Le banche centrali, in cerca di diversificazione e di alternative ai rendimenti negativi dei titoli di Stato (soprattutto in Europa) e al dollaro USA, puntano sui depositi bancari. Il principale beneficiario è stato il renminbi, e tra il 2017 e il 2018 le allocazioni alla valuta cinese hanno superato quelle al dollaro australiano e canadese, con il 43% delle banche centrali che ora detiene renminbi in portafoglio a fronte del 40% nel 2018. Oltre un quarto (27%) delle banche centrali prevede di aumentare le riserve di renminbi nel 2019; la valuta cinese è destinata a diventare la valuta preferita nel 2020, e si prevede che l’aumento di questa allocazione andrà a scapito del dollaro USA, dell’euro e della sterlina. Nonostante il biglietto verde rimanga la valuta di riserva dominante, le sue allocazioni hanno toccato i minimi degli ultimi cinque anni scendendo dal 62,7% delle riserve mondiali in valuta al 61,7%.

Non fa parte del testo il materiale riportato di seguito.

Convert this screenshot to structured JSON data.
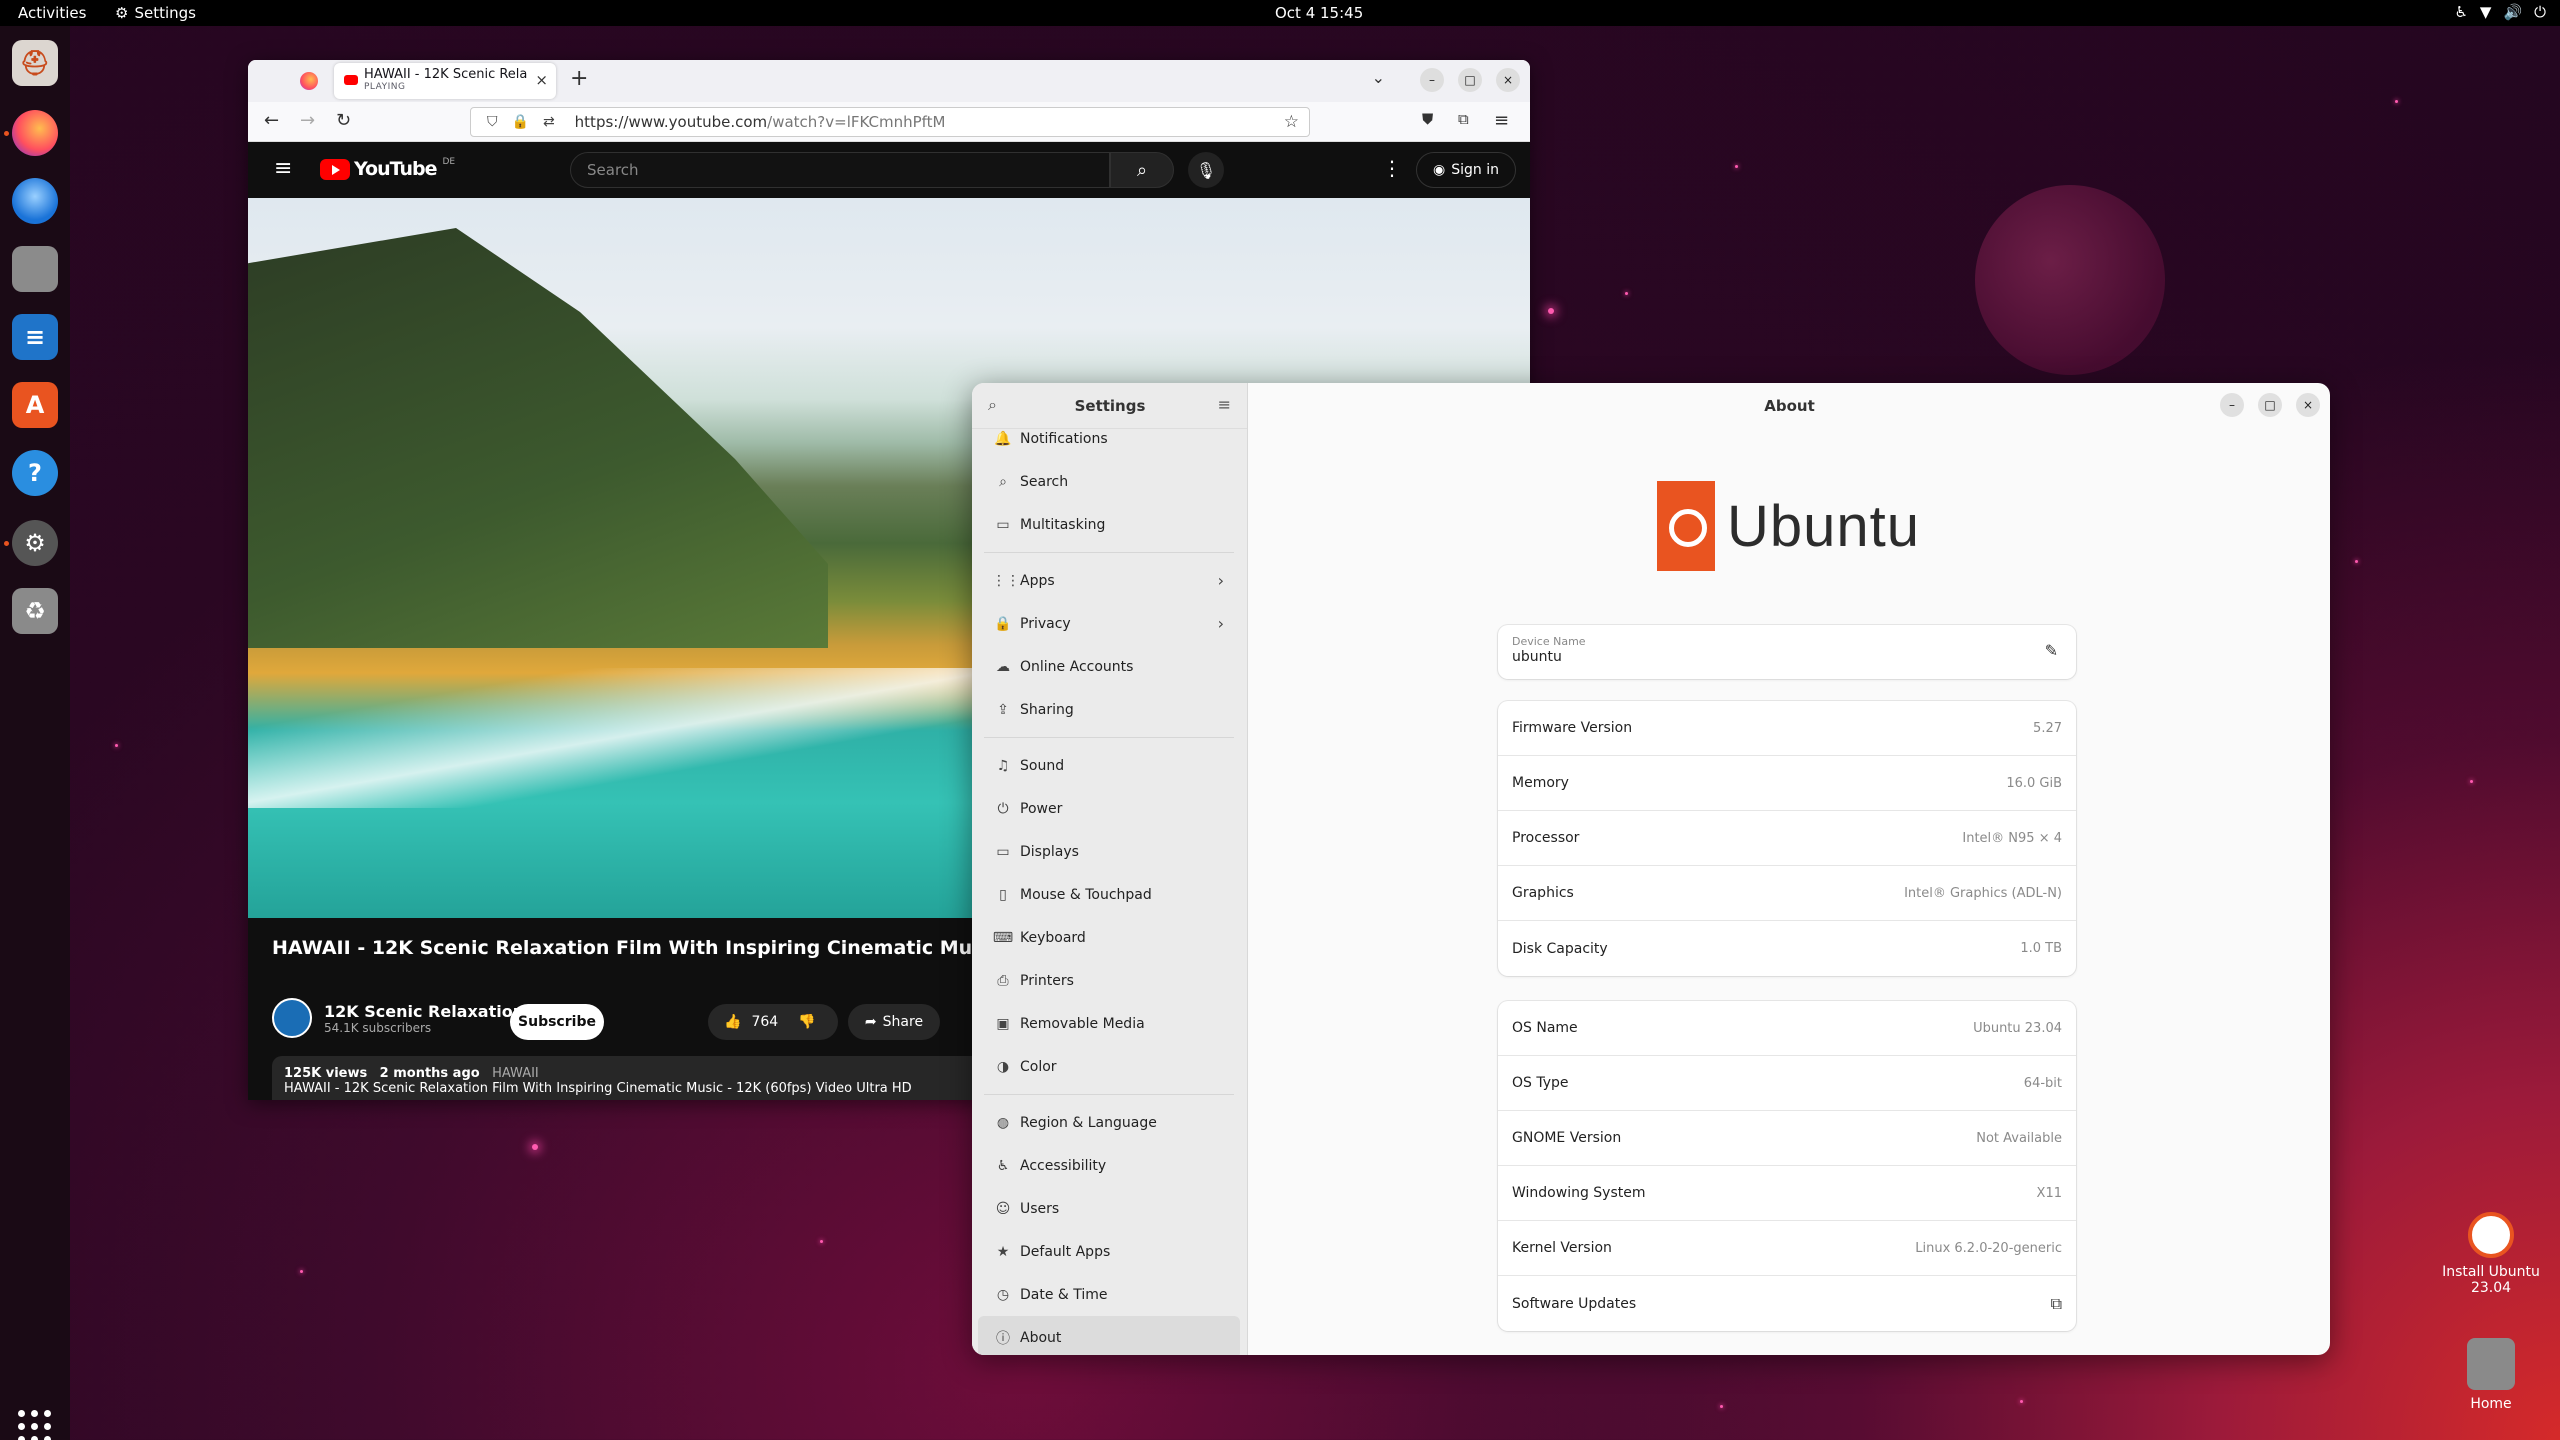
{
  "topbar": {
    "activities": "Activities",
    "app_menu": "Settings",
    "clock": "Oct 4  15:45"
  },
  "dock": {
    "items": [
      "help-icon",
      "firefox-icon",
      "thunderbird-icon",
      "files-icon",
      "writer-icon",
      "app-center-icon",
      "help-question-icon",
      "settings-gear-icon",
      "trash-icon"
    ]
  },
  "firefox": {
    "tab_title": "HAWAII - 12K Scenic Rela",
    "tab_status": "PLAYING",
    "url_host": "https://www.youtube.com",
    "url_path": "/watch?v=lFKCmnhPftM"
  },
  "youtube": {
    "logo": "YouTube",
    "region": "DE",
    "search_placeholder": "Search",
    "sign_in": "Sign in",
    "video_title": "HAWAII - 12K Scenic Relaxation Film With Inspiring Cinematic Music - 12K (60fps) Video Ultra HD",
    "channel_name": "12K Scenic Relaxation",
    "subscribers": "54.1K subscribers",
    "subscribe": "Subscribe",
    "likes": "764",
    "share": "Share",
    "views": "125K views",
    "ago": "2 months ago",
    "hashtag": "HAWAII",
    "description": "HAWAII - 12K Scenic Relaxation Film With Inspiring Cinematic Music - 12K (60fps) Video Ultra HD"
  },
  "settings": {
    "sidebar_title": "Settings",
    "main_title": "About",
    "sidebar": [
      {
        "label": "Notifications",
        "icon": "bell-icon"
      },
      {
        "label": "Search",
        "icon": "search-icon"
      },
      {
        "label": "Multitasking",
        "icon": "multitasking-icon"
      },
      {
        "label": "Apps",
        "icon": "apps-icon"
      },
      {
        "label": "Privacy",
        "icon": "lock-icon"
      },
      {
        "label": "Online Accounts",
        "icon": "cloud-icon"
      },
      {
        "label": "Sharing",
        "icon": "share-icon"
      },
      {
        "label": "Sound",
        "icon": "music-note-icon"
      },
      {
        "label": "Power",
        "icon": "power-icon"
      },
      {
        "label": "Displays",
        "icon": "display-icon"
      },
      {
        "label": "Mouse & Touchpad",
        "icon": "mouse-icon"
      },
      {
        "label": "Keyboard",
        "icon": "keyboard-icon"
      },
      {
        "label": "Printers",
        "icon": "printer-icon"
      },
      {
        "label": "Removable Media",
        "icon": "removable-media-icon"
      },
      {
        "label": "Color",
        "icon": "color-icon"
      },
      {
        "label": "Region & Language",
        "icon": "globe-icon"
      },
      {
        "label": "Accessibility",
        "icon": "accessibility-icon"
      },
      {
        "label": "Users",
        "icon": "users-icon"
      },
      {
        "label": "Default Apps",
        "icon": "star-icon"
      },
      {
        "label": "Date & Time",
        "icon": "clock-icon"
      },
      {
        "label": "About",
        "icon": "info-icon"
      }
    ],
    "logo_word": "Ubuntu",
    "device_name_label": "Device Name",
    "device_name": "ubuntu",
    "hardware": [
      {
        "label": "Firmware Version",
        "value": "5.27"
      },
      {
        "label": "Memory",
        "value": "16.0 GiB"
      },
      {
        "label": "Processor",
        "value": "Intel® N95 × 4"
      },
      {
        "label": "Graphics",
        "value": "Intel® Graphics (ADL-N)"
      },
      {
        "label": "Disk Capacity",
        "value": "1.0 TB"
      }
    ],
    "software": [
      {
        "label": "OS Name",
        "value": "Ubuntu 23.04"
      },
      {
        "label": "OS Type",
        "value": "64-bit"
      },
      {
        "label": "GNOME Version",
        "value": "Not Available"
      },
      {
        "label": "Windowing System",
        "value": "X11"
      },
      {
        "label": "Kernel Version",
        "value": "Linux 6.2.0-20-generic"
      },
      {
        "label": "Software Updates",
        "value": ""
      }
    ]
  },
  "desktop": {
    "install_label": "Install Ubuntu 23.04",
    "home_label": "Home"
  }
}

Le considerazioni ambientali contribuiscono alla solida affermazione dei criteri ESG
I criteri ESG sono un tema sempre più importante per gli investitori sovrani e per le banche centrali. Dal 2017, la percentuale di investitori sovrani con una politica ESG specifica è passata dal 46% al 60%. Il 20% delle banche centrali ha ora una politica sui criteri ESG rispetto all’11% del 2017. Gli approcci ESG sono sempre più sofisticati in quanto hanno superato la fase dello screening e prevedono ora forme più raffinate di integrazione.
C’è stato inoltre uno spostamento nella focalizzazione sulla natura dell’attività ESG. Mentre in passato gli asset owner si focalizzavano sulle questioni di governance per via dei vantaggi più evidenti in termini di rischio/rendimento, questi fattori vengono ora spesso dati per scontati da chi adotta i criteri ESG. Per gli investitori sovrani, le questioni ambientali stanno diventando sempre più importanti, e le emissioni di carbonio e il cambiamento climatico rappresentano la tematica ESG più importante.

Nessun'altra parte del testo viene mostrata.